A lot of people throughout the United States fly every day. It is estimated that every day at least eight million people take to the skies. At least 41% of those people pass the time on their flights watching movies. At least 21% spend the time reading and another 17% sleep on their flights. In flight entertainment systems and aircraft display systems make the experience better for many people.
In flight entertainment systems have been around almost since the beginning of airplane travel. Refund Meandnbsp;has a great rundown of the history of the use of these systems.
The early days of in flight entertainment were a bit different from what we know today. The first systems were a far cry from the aircraft display systems that are on planes today. In 1921, a promotional movie about Chicago was shown to passengers aboard an airplane. The movie was called, “Howdy Chicago.” After that, airlines began showing the popular silent movies of the day. One movie that went over well was, “The Lost World.” That was the film version of the Arthur Conan Doyle book.
In 1931, airlines began playing live radio programs. These includes, but were not limited to, live concerts. These were very popular with the people who were flying at the time.
Veronica Lake, a famous Hollywood actress, participated in an event on board a plane in 1941. She entertained the passengers as they enjoyed their in flight meals. Aircraft display systems had been improved enough to make in flight movies more popular and in 1941, the airline, Pan American, treated its passengers to the popular movie, “Stagecoach.” The airline made the experience better by serving food during the movie when the reels were changed. This was considered to be the height of luxury so much that no one cared that the engine noise made the movie almost impossible to hear.
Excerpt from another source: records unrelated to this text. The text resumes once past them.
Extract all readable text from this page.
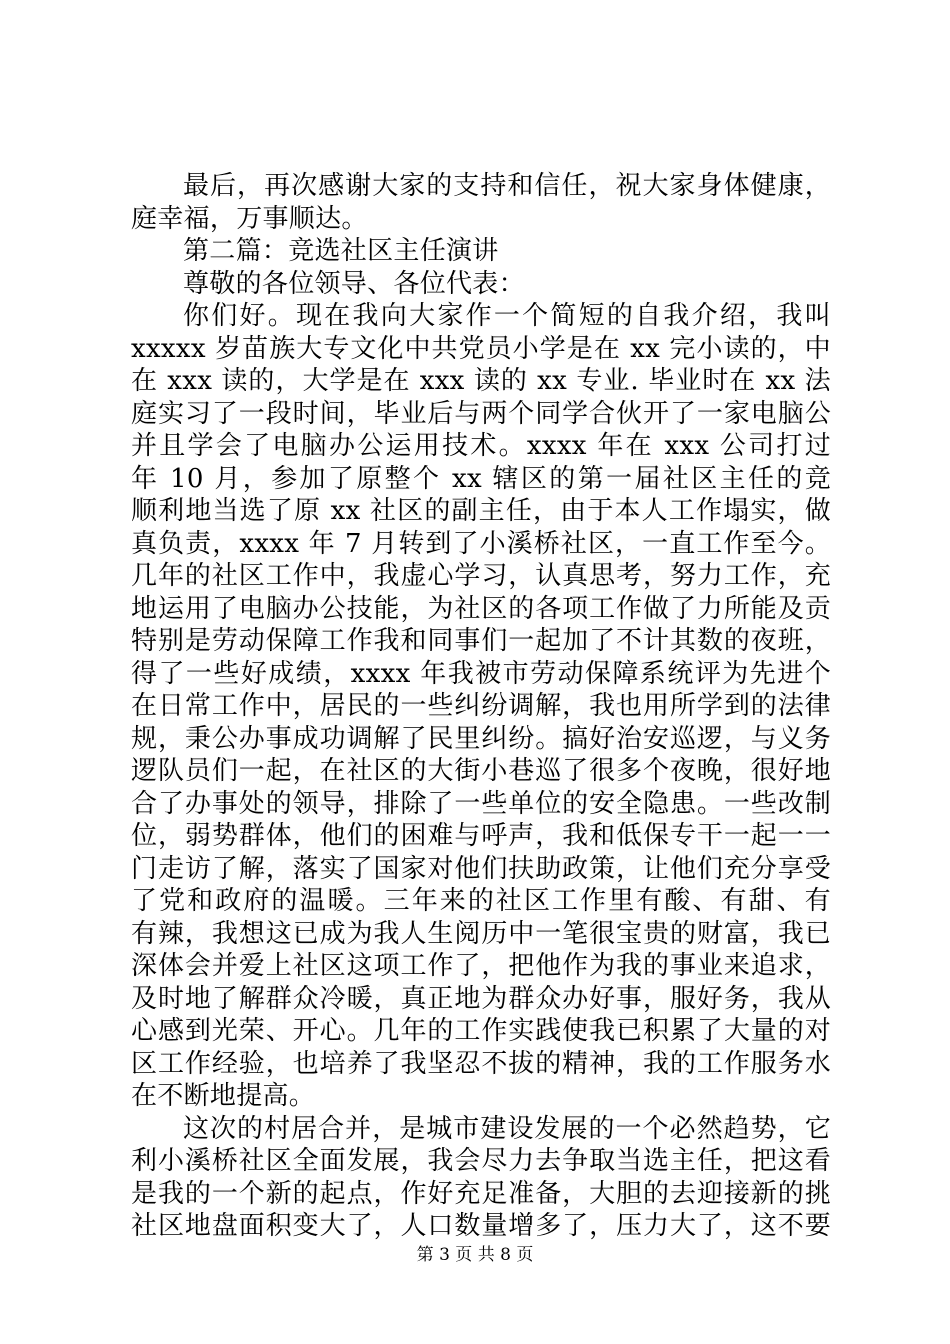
最后，再次感谢大家的支持和信任，祝大家身体健康，
庭幸福，万事顺达。
第二篇：竞选社区主任演讲
尊敬的各位领导、各位代表：
你们好。现在我向大家作一个简短的自我介绍，我叫
xxxxx 岁苗族大专文化中共党员小学是在 xx 完小读的，中
在 xxx 读的，大学是在 xxx 读的 xx 专业. 毕业时在 xx 法
庭实习了一段时间，毕业后与两个同学合伙开了一家电脑公
并且学会了电脑办公运用技术。xxxx 年在 xxx 公司打过
年 10 月，参加了原整个 xx 辖区的第一届社区主任的竞
顺利地当选了原 xx 社区的副主任，由于本人工作塌实，做
真负责，xxxx 年 7 月转到了小溪桥社区，一直工作至今。
几年的社区工作中，我虚心学习，认真思考，努力工作，充
地运用了电脑办公技能，为社区的各项工作做了力所能及贡
特别是劳动保障工作我和同事们一起加了不计其数的夜班，
得了一些好成绩，xxxx 年我被市劳动保障系统评为先进个
在日常工作中，居民的一些纠纷调解，我也用所学到的法律
规，秉公办事成功调解了民里纠纷。搞好治安巡逻，与义务
逻队员们一起，在社区的大街小巷巡了很多个夜晚，很好地
合了办事处的领导，排除了一些单位的安全隐患。一些改制
位，弱势群体，他们的困难与呼声，我和低保专干一起一一
门走访了解，落实了国家对他们扶助政策，让他们充分享受
了党和政府的温暖。三年来的社区工作里有酸、有甜、有
有辣，我想这已成为我人生阅历中一笔很宝贵的财富，我已
深体会并爱上社区这项工作了，把他作为我的事业来追求，
及时地了解群众冷暖，真正地为群众办好事，服好务，我从
心感到光荣、开心。几年的工作实践使我已积累了大量的对
区工作经验，也培养了我坚忍不拔的精神，我的工作服务水
在不断地提高。
这次的村居合并，是城市建设发展的一个必然趋势，它
利小溪桥社区全面发展，我会尽力去争取当选主任，把这看
是我的一个新的起点，作好充足准备，大胆的去迎接新的挑
社区地盘面积变大了，人口数量增多了，压力大了，这不要
第 3 页 共 8 页
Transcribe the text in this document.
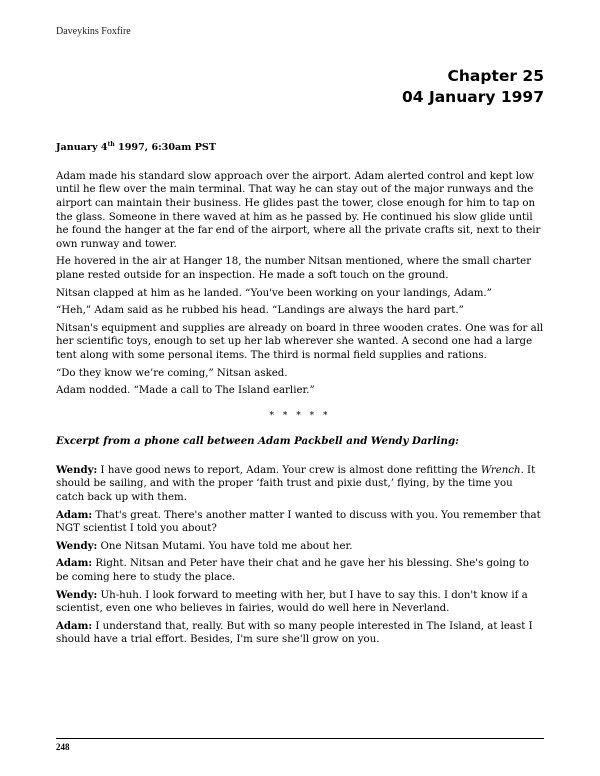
Daveykins Foxfire
Chapter 25
04 January 1997
January 4th 1997, 6:30am PST

Adam made his standard slow approach over the airport. Adam alerted control and kept low until he flew over the main terminal. That way he can stay out of the major runways and the airport can maintain their business. He glides past the tower, close enough for him to tap on the glass. Someone in there waved at him as he passed by. He continued his slow glide until he found the hanger at the far end of the airport, where all the private crafts sit, next to their own runway and tower.

He hovered in the air at Hanger 18, the number Nitsan mentioned, where the small charter plane rested outside for an inspection. He made a soft touch on the ground.

Nitsan clapped at him as he landed. “You've been working on your landings, Adam.”

“Heh,” Adam said as he rubbed his head. “Landings are always the hard part.”

Nitsan's equipment and supplies are already on board in three wooden crates. One was for all her scientific toys, enough to set up her lab wherever she wanted. A second one had a large tent along with some personal items. The third is normal field supplies and rations.

“Do they know we’re coming,” Nitsan asked.

Adam nodded. “Made a call to The Island earlier.”

* * * * *

Excerpt from a phone call between Adam Packbell and Wendy Darling:

Wendy: I have good news to report, Adam. Your crew is almost done refitting the Wrench. It should be sailing, and with the proper ‘faith trust and pixie dust,’ flying, by the time you catch back up with them.

Adam: That's great. There's another matter I wanted to discuss with you. You remember that NGT scientist I told you about?

Wendy: One Nitsan Mutami. You have told me about her.

Adam: Right. Nitsan and Peter have their chat and he gave her his blessing. She's going to be coming here to study the place.

Wendy: Uh-huh. I look forward to meeting with her, but I have to say this. I don't know if a scientist, even one who believes in fairies, would do well here in Neverland.

Adam: I understand that, really. But with so many people interested in The Island, at least I should have a trial effort. Besides, I'm sure she'll grow on you.

248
It was not until the 1960s that aircraft displays included a better way to watch movies. Headphones were introduced to make listening to the films easier, though the audio was still not great. The good news is that in flight entertainment systems manufacturers had improved the systems to allow airlines to show multiple movies, which was helpful when there were flight delays. The new in flight entertainment systems were smaller and easier to use.
When the 8mm film cartridge was developed in 1971, it had a great impact on what could be shown on aircraft display systems. This invention opened up a lot more options for in flight programming. In 1975, they began offering passengers the ability to play video games, though the main game of the day was “Pong.”
In 1982, aircraft display systems began to display maps showing passengers where they were on their trip. This was called, “Airshow.” New aircraft display systems were put into the backs of airplane seats in 1988. Virgin Atlantic was the first airline to offer this to passengers in coach class. Other airlines only had that available for people in first and business classes.
Technology started to advance at a faster rate in the late 1990s. In 1996, live television was made available to passengers flying on Delta Airlines. It was not for a few years that more changes came to in fight entertainment.
In 2001, people flying were able to send email. Now, WiFi is considered to be a necessity for many people who are flying. In fact, at least 25% of flyers told Trip Advisor in 2013, that they would pick a different airline to get WiFi during their flight. As many as 37% of passengers told Trip Advisor that they think a tablet is an essential carry on item for flights. This was part of their 2013 Air Travel Survey. The number of people who use tablets on planes went up 5% from 2012.
More and more airlines are looking to make the in flight experience better for their passengers. Virgin Atlantic is still leading the way with in flight luxury and they now offer spa treatments during some flights.
The experience of flying has changed a lot since the Wright Brothers took to the skies in North Carolina. One thing that is certain is that airlines will continue to try to make the experience better.